Lumberg, Lear, et al, you are in for a serious eye opening experience when these rules come to pass.
You have every right to commute.
Entitled to commute and violate the new rest rules, no. Good luck getting the company to pay for that by the way.
Again, I'm just the messenger, not the guy making the rule.
See you next time!
Read what PCL said again and absorb it (he beat me to it).
They are NOT putting rules in place against commuting or requiring it to be added to your total duty for the day... yet...

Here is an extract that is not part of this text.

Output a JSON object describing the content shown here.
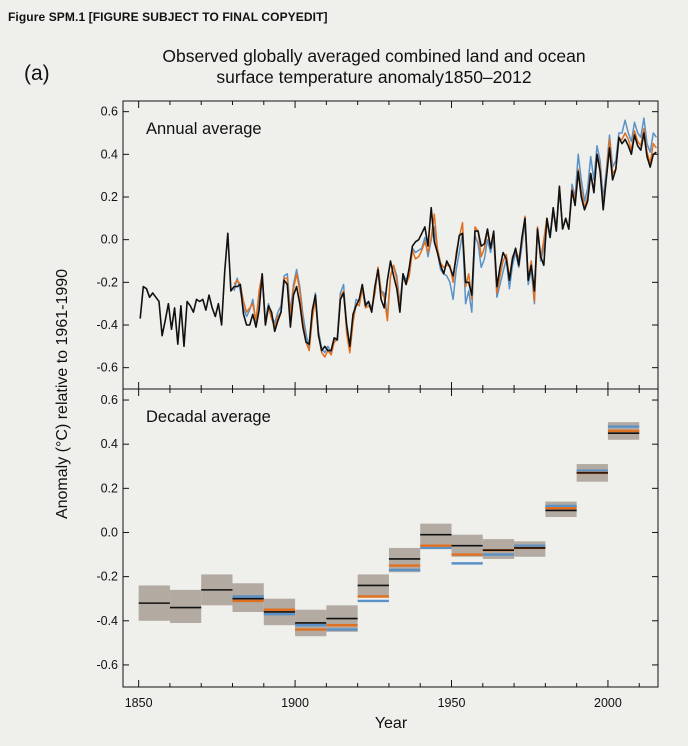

The wording from the NPRM (if you bother to read the whole thing) says the FAA was leaning that way, then the committees studying the issue along with BOTH ALPA AND THE ATA said that it wasn't feasible. Too many people commuting, too difficult to track the system, and they decided they would start with training each pilot on these new fatigue rules in a ground school modules, the dangers of fatigue, they would "SUGGEST" that a pilot "CONSIDER" their time commuting similar to time spent in van transportation by the company to/from a hotel, i.e. it is now a part of your total duty day, and continue to leave it to the pilot to act responsibly when commuting.
In the future, if another person does an all-night red-eye commute then starts a 12-14 hour duty day and buries one in at the end of the day talking about being tired on the CVR... well... for all intents and purposes, this is "fair warning" from the FAA that failure of pilots to commute responsibly will "POSSIBLY" result in actual regulations on commuting.
Believe me, airline management doesn't want commuting rules in place, either. It would result in the short-term meltdown of operational integrity, followed by a LOT of additional costs in training and staffing as they add more employees, shorten up the trips, which as a result kills the trip average credit, requiring people to work more trips, less days off at home, and management's life would get just as difficult as ours would.
No one wants that, hence why THERE ARE NO RULES ABOUT COMMUTING IN THIS NPRM.
I suggest you read it in its entirety before you post about the issue again, just so you can post intelligently on the subject. Your call, of course (that's not a moderator position, this is just my personal take on the issue - 121.471 has always been near and dear to my heart).